İçim yoğun hüzünle ve kayıplarımın yasıyla doluyken bile tüm bu bakım işi bittiğinde kendimi yenilenmiş hissetmekten alamamıştım. Aynaya bakmama pek izin vermemişti, gözümden kaçmasa da üzerine düşmemiştim ama buna rağmen itiraf etmeliydim ki daha iyi hissediyordum. Nefes almak sanki bir tık kolaylaşmıştı. Kendimi kaldığım yerden devam etmeye zorluyordum ve Eva bu noktada gerçekten yardımcı oluyordu. Yorganın altına gömülüp ağlayarak günlerimi tamamlamak istesem de kendime bunu yapmayacaktım. En azından deneyecektim. İyi olmayacaktım belki ama yaralarımı bir daha kimseye göstermeyecektim. Dün akşamki çöküşüme bir daha kimsenin şahit olmasını istemiyordum.

Eva taradığı saçlarımı elleriyle düzeltip iki yanımdan önüme doğru bırakırken, “Çok uzadılar,” diye iç geçirdim. “En son Hümeyra kesmişti.”

Ellerini omuzlarıma bastırıp sağ tarafımdan öne doğru eğilerek yüzüme baktı. “Bende kesebilirim? Ama bence böyle çok güzeller,” dedi hayranlıkla. “İpek gibi yumuşacık. Ayrıca renkleri çok güzel, Nehir. Tatlı altın rengi. En maharetli kuaföre de gitsen bu tonu tutturması o kadar zor ki...”

Göğsümün üzerine dökülen tutamları parmaklarımın uçlarında çevirerek onlarla oynamaya başladım. “Küçükken daha sarışındım. Büyüdükçe renkleri koyulaştı. Kaşlarım bile görünmüyordu. Beyaza çalan bir sarıydı. Kaşlarım olmadığı için ağladığım bile olmuştu.”

“Şimdiyse tapılacak kadar güzelsin,” dedi, içtendi.

“Abartıyorsun,” derken bunu kabul etmediğimi belli edercesine kafamı hafifçe iki yana salladım. “Herkes gibiyim işte, fazlası değil.”

“Ah, bir erkek olsaydım seni gördüğümde dibim düşerdi. Hele de biraz makyajla ve gösterişli bir elbiseyle bir eşcinseli bile geri döndürebilirsin!”

İstemsizce güldüm. Yanaklarım ağrısa da güldüm. “Eva, sen delirmişsin.”

Ummadığım bir anda bana arkamdan sıkıca sarıldı. “Hep gül, Nehir,” dedi hüznünü açık ederek. “Hep gülmeni istiyorum. Tanrıya dualar ettim senin için. Olanlar için çok üzgünüm, içim paramparça bunu bilmelisin ve iyi olman için çabalayacağımı da. Umarım bu günleri hatırlamayacağın kadar güzel günlerin olur. Benden her şeyi isteyebilirsin, tamam mı? Her ne olursa.”

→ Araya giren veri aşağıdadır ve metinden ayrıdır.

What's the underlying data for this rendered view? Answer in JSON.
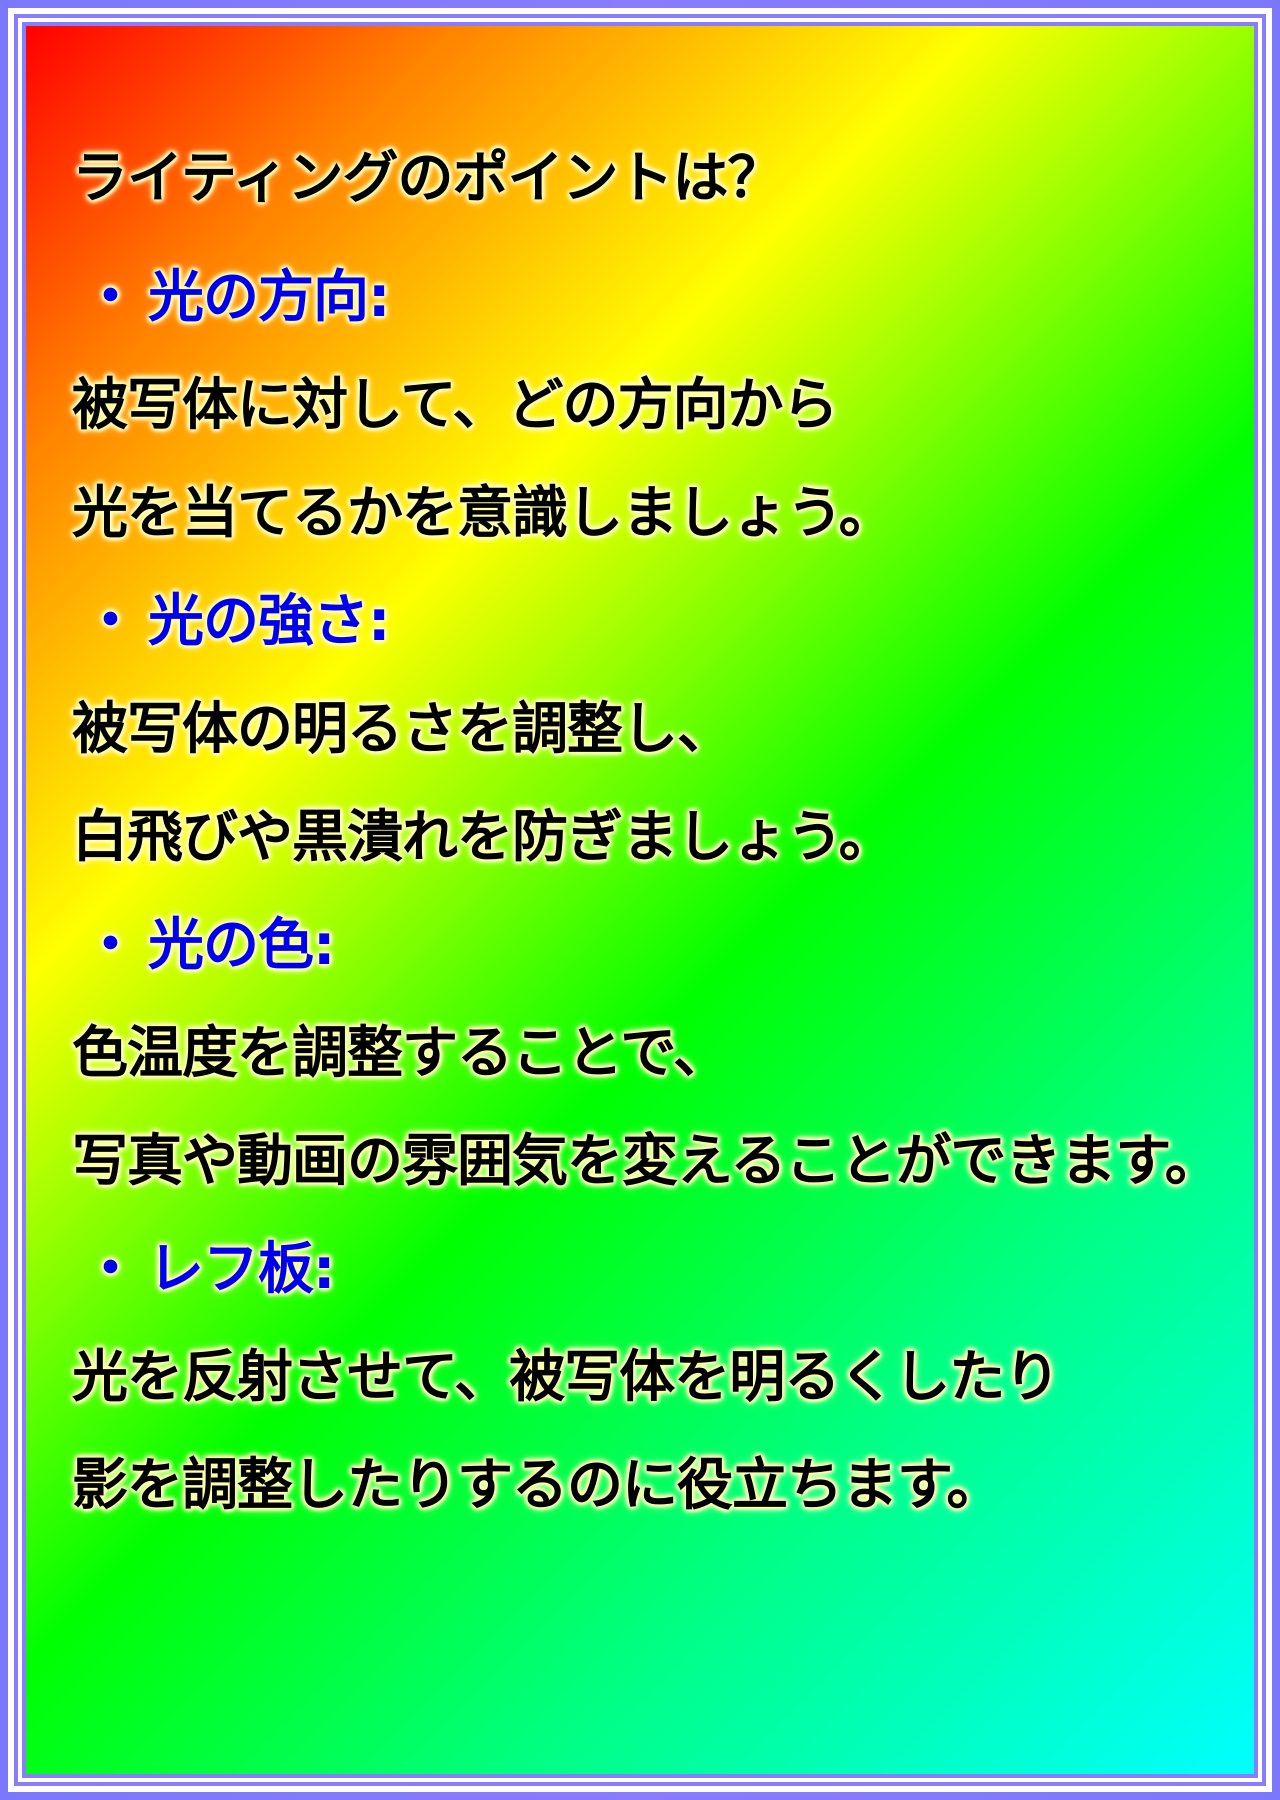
{
  "title": "ライティングのポイントは？",
  "sections": [
    {
      "bullet": "・",
      "heading": "光の方向:",
      "lines": [
        "被写体に対して、どの方向から",
        "光を当てるかを意識しましょう。"
      ]
    },
    {
      "bullet": "・",
      "heading": "光の強さ:",
      "lines": [
        "被写体の明るさを調整し、",
        "白飛びや黒潰れを防ぎましょう。"
      ]
    },
    {
      "bullet": "・",
      "heading": "光の色:",
      "lines": [
        "色温度を調整することで、",
        "写真や動画の雰囲気を変えることができます。"
      ]
    },
    {
      "bullet": "・",
      "heading": "レフ板:",
      "lines": [
        "光を反射させて、被写体を明るくしたり",
        "影を調整したりするのに役立ちます。"
      ]
    }
  ],
  "colors": {
    "frame": "#8a7cff",
    "heading": "#0000ee",
    "body_text": "#000000",
    "glow": "#ffffaa"
  }
}
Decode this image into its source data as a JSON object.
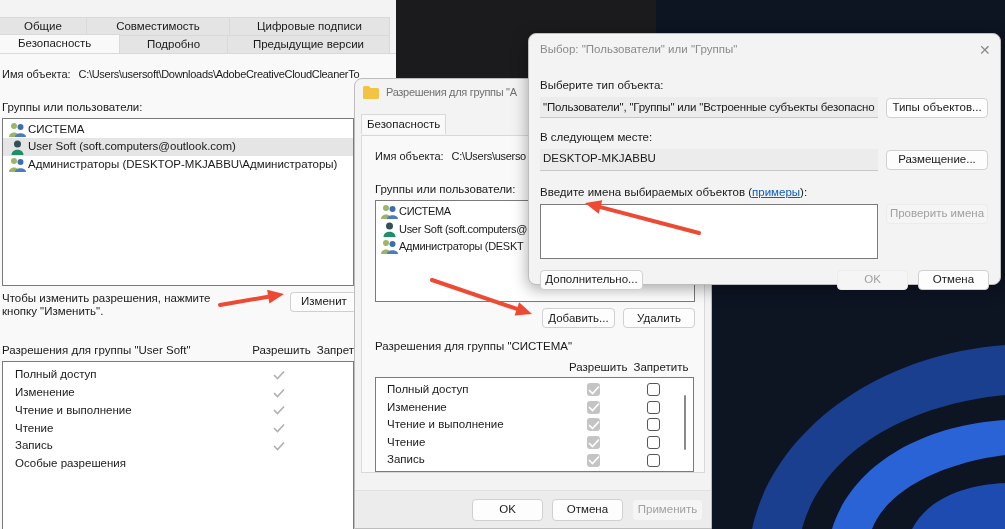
{
  "properties_window": {
    "tab_rows": [
      [
        {
          "label": "Общие",
          "selected": false
        },
        {
          "label": "Совместимость",
          "selected": false
        },
        {
          "label": "Цифровые подписи",
          "selected": false
        }
      ],
      [
        {
          "label": "Безопасность",
          "selected": true
        },
        {
          "label": "Подробно",
          "selected": false
        },
        {
          "label": "Предыдущие версии",
          "selected": false
        }
      ]
    ],
    "object_label": "Имя объекта:",
    "object_path": "C:\\Users\\usersoft\\Downloads\\AdobeCreativeCloudCleanerTo",
    "groups_label": "Группы или пользователи:",
    "groups": [
      {
        "kind": "group",
        "name": "СИСТЕМА",
        "selected": false
      },
      {
        "kind": "user",
        "name": "User Soft (soft.computers@outlook.com)",
        "selected": true
      },
      {
        "kind": "group",
        "name": "Администраторы (DESKTOP-MKJABBU\\Администраторы)",
        "selected": false
      }
    ],
    "hint": "Чтобы изменить разрешения, нажмите кнопку \"Изменить\".",
    "edit_button": "Изменит",
    "permissions_title": "Разрешения для группы \"User Soft\"",
    "columns": [
      "Разрешить",
      "Запрет"
    ],
    "permissions": [
      {
        "name": "Полный доступ",
        "allow": true
      },
      {
        "name": "Изменение",
        "allow": true
      },
      {
        "name": "Чтение и выполнение",
        "allow": true
      },
      {
        "name": "Чтение",
        "allow": true
      },
      {
        "name": "Запись",
        "allow": true
      },
      {
        "name": "Особые разрешения",
        "allow": false
      }
    ]
  },
  "permissions_window": {
    "title": "Разрешения для группы \"А",
    "tab": {
      "label": "Безопасность",
      "selected": true
    },
    "object_label": "Имя объекта:",
    "object_path": "C:\\Users\\userso",
    "groups_label": "Группы или пользователи:",
    "groups": [
      {
        "kind": "group",
        "name": "СИСТЕМА",
        "selected": false
      },
      {
        "kind": "user",
        "name": "User Soft (soft.computers@",
        "selected": false
      },
      {
        "kind": "group",
        "name": "Администраторы (DESKT",
        "selected": false
      }
    ],
    "add_button": "Добавить...",
    "remove_button": "Удалить",
    "permissions_title": "Разрешения для группы \"СИСТЕМА\"",
    "columns": [
      "Разрешить",
      "Запретить"
    ],
    "permissions": [
      {
        "name": "Полный доступ",
        "allow": true,
        "deny": false
      },
      {
        "name": "Изменение",
        "allow": true,
        "deny": false
      },
      {
        "name": "Чтение и выполнение",
        "allow": true,
        "deny": false
      },
      {
        "name": "Чтение",
        "allow": true,
        "deny": false
      },
      {
        "name": "Запись",
        "allow": true,
        "deny": false
      }
    ],
    "buttons": [
      {
        "label": "OK",
        "disabled": false
      },
      {
        "label": "Отмена",
        "disabled": false
      },
      {
        "label": "Применить",
        "disabled": true
      }
    ]
  },
  "select_dialog": {
    "title": "Выбор: \"Пользователи\" или \"Группы\"",
    "close": "✕",
    "type_label": "Выберите тип объекта:",
    "type_value": "\"Пользователи\", \"Группы\" или \"Встроенные субъекты безопасно",
    "types_button": "Типы объектов...",
    "location_label": "В следующем месте:",
    "location_value": "DESKTOP-MKJABBU",
    "location_button": "Размещение...",
    "names_label": "Введите имена выбираемых объектов (",
    "names_link": "примеры",
    "names_label_end": "):",
    "check_button": {
      "label": "Проверить имена",
      "disabled": true
    },
    "advanced_button": "Дополнительно...",
    "buttons": [
      {
        "label": "OK",
        "disabled": true
      },
      {
        "label": "Отмена",
        "disabled": false
      }
    ]
  }
}
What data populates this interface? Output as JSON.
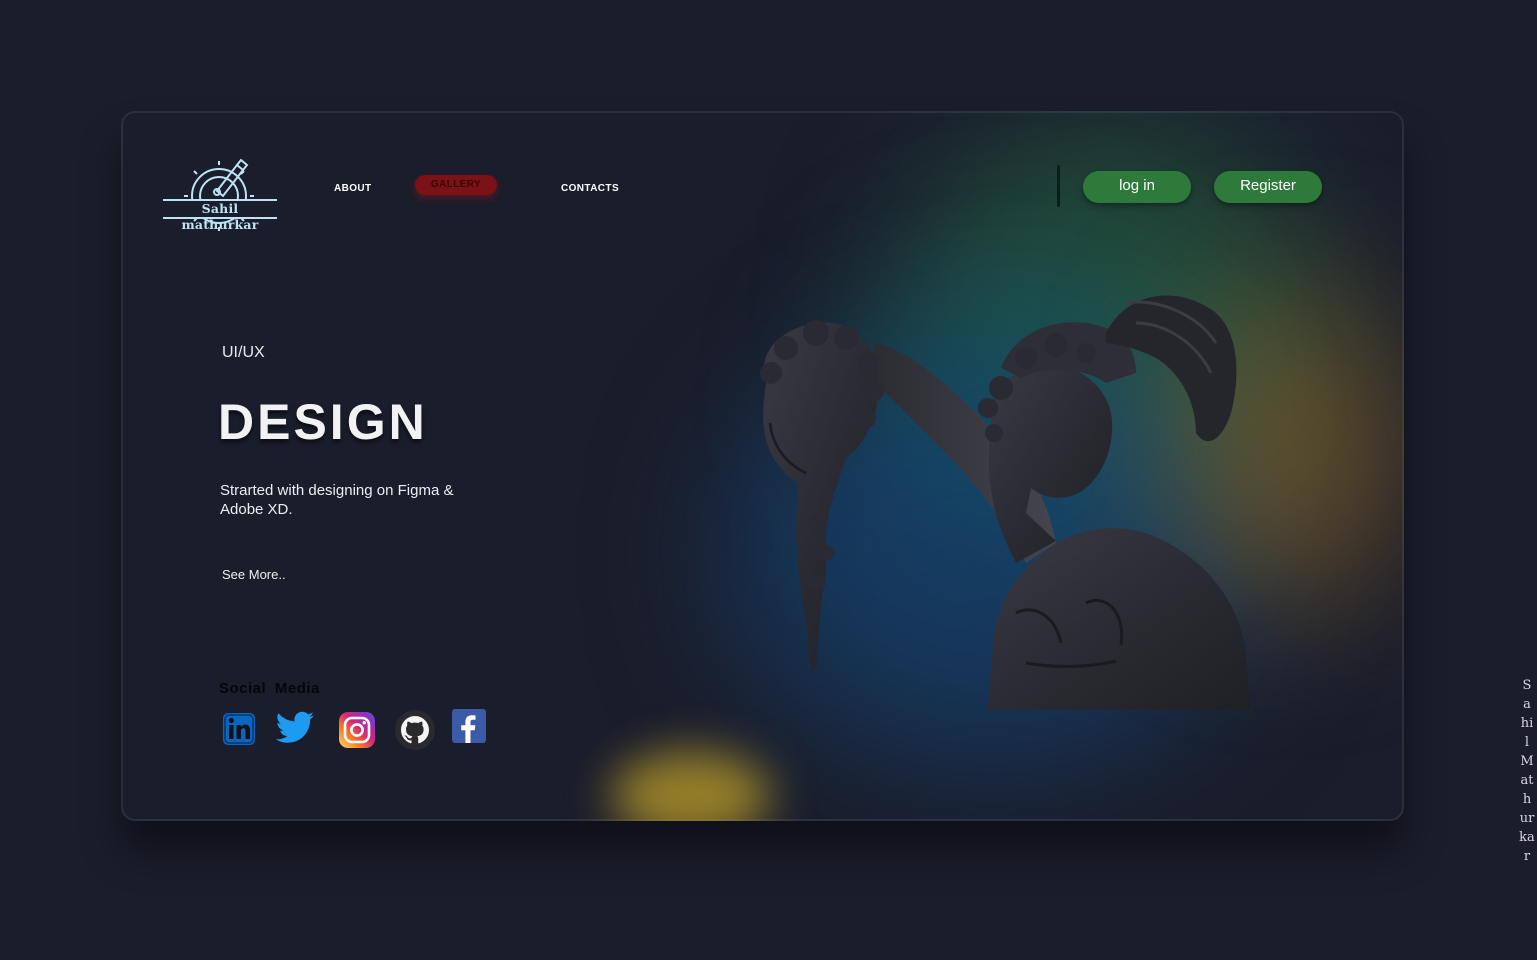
{
  "brand": {
    "logo_text": "Sahil mathurkar"
  },
  "nav": {
    "items": [
      {
        "label": "ABOUT",
        "active": false
      },
      {
        "label": "GALLERY",
        "active": true
      },
      {
        "label": "CONTACTS",
        "active": false
      }
    ]
  },
  "auth": {
    "login_label": "log in",
    "register_label": "Register"
  },
  "hero": {
    "eyebrow": "UI/UX",
    "headline": "DESIGN",
    "description": "Strarted with designing on Figma & Adobe XD.",
    "see_more": "See More.."
  },
  "social": {
    "title": "Social  Media",
    "icons": [
      "linkedin-icon",
      "twitter-icon",
      "instagram-icon",
      "github-icon",
      "facebook-icon"
    ]
  },
  "side_text": "Sahil Mathurkar",
  "colors": {
    "background": "#1b1d2b",
    "button_green": "#2e7a3a",
    "gallery_red": "#7a1218",
    "logo_blue": "#bfe3f5"
  }
}
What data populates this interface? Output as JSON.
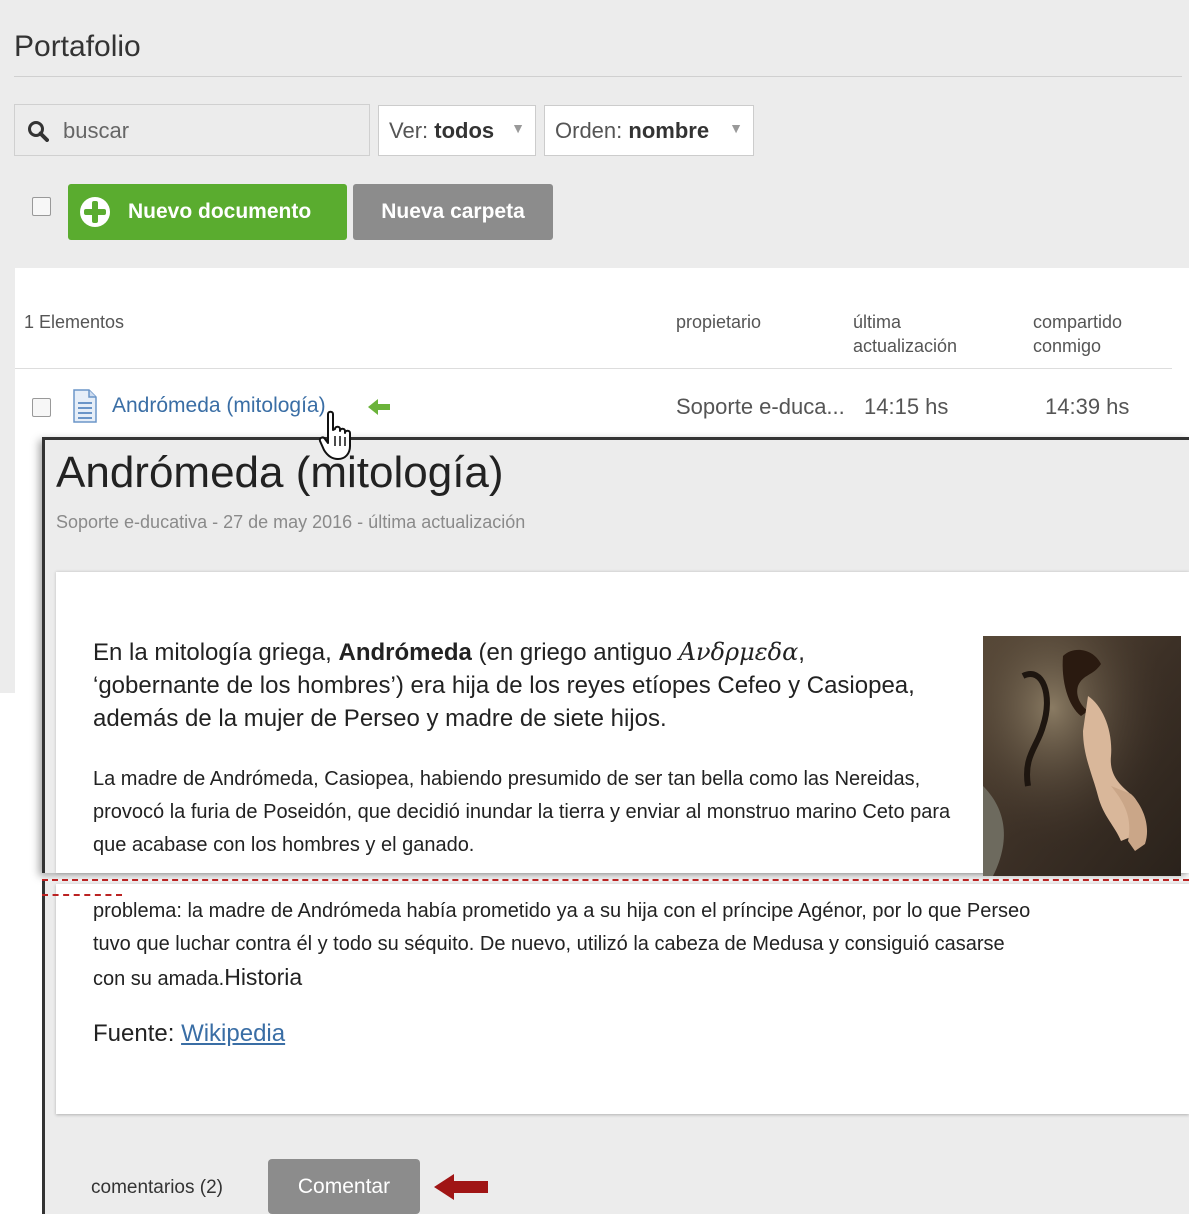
{
  "page": {
    "title": "Portafolio"
  },
  "toolbar": {
    "search_placeholder": "buscar",
    "ver_label": "Ver:",
    "ver_value": "todos",
    "orden_label": "Orden:",
    "orden_value": "nombre",
    "new_document_label": "Nuevo documento",
    "new_folder_label": "Nueva carpeta"
  },
  "list": {
    "count_label": "1 Elementos",
    "columns": {
      "owner": "propietario",
      "updated": "última actualización",
      "shared": "compartido conmigo"
    },
    "rows": [
      {
        "name": "Andrómeda (mitología)",
        "owner": "Soporte e-duca...",
        "updated": "14:15 hs",
        "shared": "14:39 hs"
      }
    ]
  },
  "document": {
    "title": "Andrómeda (mitología)",
    "meta": "Soporte e-ducativa - 27 de may 2016 - última actualización",
    "intro_pre": "En la mitología griega, ",
    "intro_bold": "Andrómeda",
    "intro_mid": " (en griego antiguo ",
    "intro_greek": "Ανδρμεδα",
    "intro_post": ", ‘gobernante de los hombres’) era hija de los reyes etíopes Cefeo y Casiopea, además de la mujer de Perseo y madre de siete hijos.",
    "paragraph": "La madre de Andrómeda, Casiopea, habiendo presumido de ser tan bella como las Nereidas, provocó la furia de Poseidón, que decidió inundar la tierra y enviar al monstruo marino Ceto para que acabase con los hombres y el ganado.",
    "paragraph2_line1": "problema: la madre de Andrómeda había prometido ya a su hija con el príncipe Agénor, por lo que Perseo",
    "paragraph2_line2": "tuvo que luchar contra él y todo su séquito. De nuevo, utilizó la cabeza de Medusa y consiguió casarse",
    "paragraph2_line3a": "con su amada.",
    "paragraph2_line3b": "Historia",
    "source_label": "Fuente: ",
    "source_link": "Wikipedia",
    "comments_label": "comentarios (2)",
    "comment_button": "Comentar"
  },
  "colors": {
    "green": "#5aac2f",
    "gray_button": "#8c8c8c",
    "link": "#3a6ea5",
    "annotation_red": "#a01515"
  },
  "icons": [
    "search-icon",
    "plus-circle-icon",
    "document-icon",
    "shared-arrow-icon",
    "hand-cursor-icon",
    "red-arrow-icon",
    "dropdown-caret-icon"
  ]
}
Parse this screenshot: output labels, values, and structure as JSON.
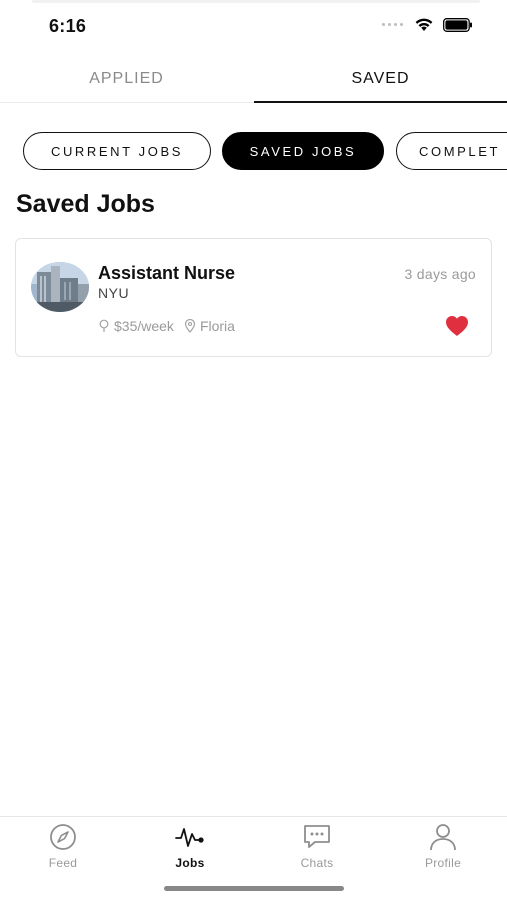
{
  "status_bar": {
    "time": "6:16"
  },
  "top_tabs": {
    "applied": "APPLIED",
    "saved": "SAVED"
  },
  "filters": {
    "current": "CURRENT JOBS",
    "saved": "SAVED JOBS",
    "completed": "COMPLET"
  },
  "section_title": "Saved Jobs",
  "job": {
    "title": "Assistant Nurse",
    "company": "NYU",
    "posted": "3 days ago",
    "pay": "$35/week",
    "location": "Floria",
    "saved": true,
    "heart_color": "#e0303f"
  },
  "nav": {
    "feed": "Feed",
    "jobs": "Jobs",
    "chats": "Chats",
    "profile": "Profile",
    "active": "jobs"
  },
  "colors": {
    "accent": "#000000",
    "muted": "#9a9a9a"
  }
}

“Teşekkür ederim,” derken sesim çatladı. İşte, gözyaşları yine oradaydı. “Rüyamda Yavuz’u bebeğimi tutarken gördüm. Hümeyra ve Yonca da yanındaydı,” derken ağlamamak için kendimi öyle çok kastım ki tüm kaslarım sızladı. “Yüzünü göremedim ama iyi olduğunu biliyorum. Ona iyi bakacaklar. Bende... bende bunu düşünerek delirmemek için kendimi kandıracağım.”

“O minicik bir melek, Nehir. Senin minicik koruyucu bir meleğin var artık. Sanma ki senden kopup gitti. O, hep yanında olacak. Ben buna inanıyorum.”

“Öğrendiğimde onu istememiştim. Korkmuştum, Eva, hem de çok korkmuştum. Ama sonra... onu istedim. Kalp atışını bile duyamadım,” dediğimde kendimi rahatlatmak istercesine derin bir soluk aldım. “Ama onu istedim. Karnımda büyümesini, hareketlerini hissedebilmeyi... Doğduğunda... onu yatağın ortasına yatırıp Cesur’la birlikte ona sarılarak uyumayı hayal ettim. Bana sarıldığında küçük kollarının vereceği o sıcak hissi kafamda canlandırdım. Onunla o kadar çok hayalim vardı ki...”

“Böyle yapma,” dedi ellerimi sıkarak. Ben kendimi tutabilmiştim ama o tutamamıştı. Yaşlar yanaklarından usulca kayıyordu. “Kendine zarar veriyorsun. Henüz çok taze farkındayım ama üstesinden geleceğiz. Bir şekilde üstesinden geleceğiz. Ben hep yanında olacağım. Söz veriyorum sana.”

“Acıyla başa çıkmayı öğrendiğimi sanmıştım ama bu acı bambaşka çıktı, Eva. Karşısında duramıyorum beni yakıyor.”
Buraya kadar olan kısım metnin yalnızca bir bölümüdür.